Artigo de João Ramos de Almeida.
Dias antes de 28 de Setembro de 2018, data para uma anunciada greve de tripulantes da Ryanair em cinco países, contra a política laboral da companhia, e quando o Governo reunia com a Ryanair para a pressionar a cumprir a lei laboral portuguesa e não aquela que a companhia gostaria de aplicar, a então secretária de Estado do Turismo, do ministro Siza Vieira, achou por bem usar a sua figura de governante numa fotografia promocional da mesma companhia. E o título da foto era: “Olhar para o futuro”( ver foto na página do Facebook da ministra). Um ano depois, Ana Mendes Godinho voltou a Dublin para se reunir com a Ryanair para resolver a questão da “competitividade” do aeroporto de Faro. Cerca de um mês depois, os tripulantes iniciavam uma greve de cinco dias para cumprimento da legislação laboral nacional. Para fragilizar a divulgada posição de força do Governo, não há melhor… Ver aqui e aqui.
Se a promoção da companhia já era abusiva, a coincidência pode revelar muita coisa da actual… ministra do Trabalho. É, pois, enorme a expectativa para ouvir as primeiras intervenções da detentora de uma pasta que devia ser basilar num governo que diz querer o apoio à esquerda, embora ao mesmo tempo também queira a tranquilidade patronal.
Vai a ministra relembrar-se mais das suas antigas funções (página 15) de inspectora do Trabalho e Directora dos Serviços de Apoio à Inspecção do Trabalho entre 2012 e 2015 – período em que o número de inspectores caiu 20% (ver página 17) e o número de visitas se reduziu para metade (ver página 49) – ou da forma como desempenhou as funções na área do Turismo querendo dar toda a força ao sector privado da hotelaria e actividades turísticas onde se aplicam as más práticas da precariedade e baixos salários?
Há uns meses dizia a actual ministra:
“O Turismo é uma arma de transformação, que consegue mobilizar vários players e que tem a capacidade de abrir o mapa de Portugal, alargando-o a todas as regiões e transformando assim o território”. Ou “é essencial não diabolizar o alojamento local“.
Ainda este ano, a actual ministra do Trabalho recebeu o prémio da revista Magazine Imobiliário. “A administradora da empresa, que detém a revista, Palavras Aliadas, referiu que “sem qualquer complexo político ou comercial, para evitar que estejamos a fazer campanha ou atentar dividendos publicitários só podia ser Ana Mendes Godinho”.

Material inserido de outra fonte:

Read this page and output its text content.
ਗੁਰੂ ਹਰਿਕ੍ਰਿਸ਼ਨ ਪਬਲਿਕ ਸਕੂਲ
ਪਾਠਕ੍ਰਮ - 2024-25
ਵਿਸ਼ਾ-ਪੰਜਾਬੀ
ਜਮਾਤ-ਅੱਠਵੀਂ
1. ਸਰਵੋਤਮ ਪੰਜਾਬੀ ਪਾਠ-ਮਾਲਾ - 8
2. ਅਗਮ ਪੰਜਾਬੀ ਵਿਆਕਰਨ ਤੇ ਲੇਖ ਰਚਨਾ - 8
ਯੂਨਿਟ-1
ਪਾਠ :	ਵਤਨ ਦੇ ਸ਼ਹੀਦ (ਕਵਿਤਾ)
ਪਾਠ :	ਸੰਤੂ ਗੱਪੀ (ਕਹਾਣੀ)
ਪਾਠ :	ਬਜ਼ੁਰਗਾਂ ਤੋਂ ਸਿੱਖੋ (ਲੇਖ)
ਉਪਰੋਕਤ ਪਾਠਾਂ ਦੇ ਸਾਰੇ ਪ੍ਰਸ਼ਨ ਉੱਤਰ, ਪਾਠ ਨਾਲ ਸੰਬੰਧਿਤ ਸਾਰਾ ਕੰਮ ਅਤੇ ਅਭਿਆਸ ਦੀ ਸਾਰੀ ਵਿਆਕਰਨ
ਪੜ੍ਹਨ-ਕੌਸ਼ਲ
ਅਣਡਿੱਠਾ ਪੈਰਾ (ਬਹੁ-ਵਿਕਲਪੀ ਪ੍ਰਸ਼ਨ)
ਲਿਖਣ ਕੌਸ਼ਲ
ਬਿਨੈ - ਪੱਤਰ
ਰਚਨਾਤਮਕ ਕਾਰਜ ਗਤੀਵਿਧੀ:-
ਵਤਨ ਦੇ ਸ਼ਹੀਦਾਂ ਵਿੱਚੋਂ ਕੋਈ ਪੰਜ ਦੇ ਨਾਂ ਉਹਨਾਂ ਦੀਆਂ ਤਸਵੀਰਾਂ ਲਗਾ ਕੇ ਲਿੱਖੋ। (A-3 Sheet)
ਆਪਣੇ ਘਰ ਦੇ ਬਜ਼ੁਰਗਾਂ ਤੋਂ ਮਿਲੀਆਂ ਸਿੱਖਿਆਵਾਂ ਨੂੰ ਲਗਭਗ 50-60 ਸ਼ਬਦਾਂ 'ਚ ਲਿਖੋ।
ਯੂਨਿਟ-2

Será esta ministra sensível aos efeitos da pressão turística, por exemplo na habitação e, por conseguinte, nos rendimentos disponíveis dos trabalhadores, na sua expulsão para periferias, nos tempos de transportes, na conciliação trabalho/família, enfim, na demografia?
Por que razão António Costa escolheu Ana Mendes Godinho para coordenar a área do Trabalho?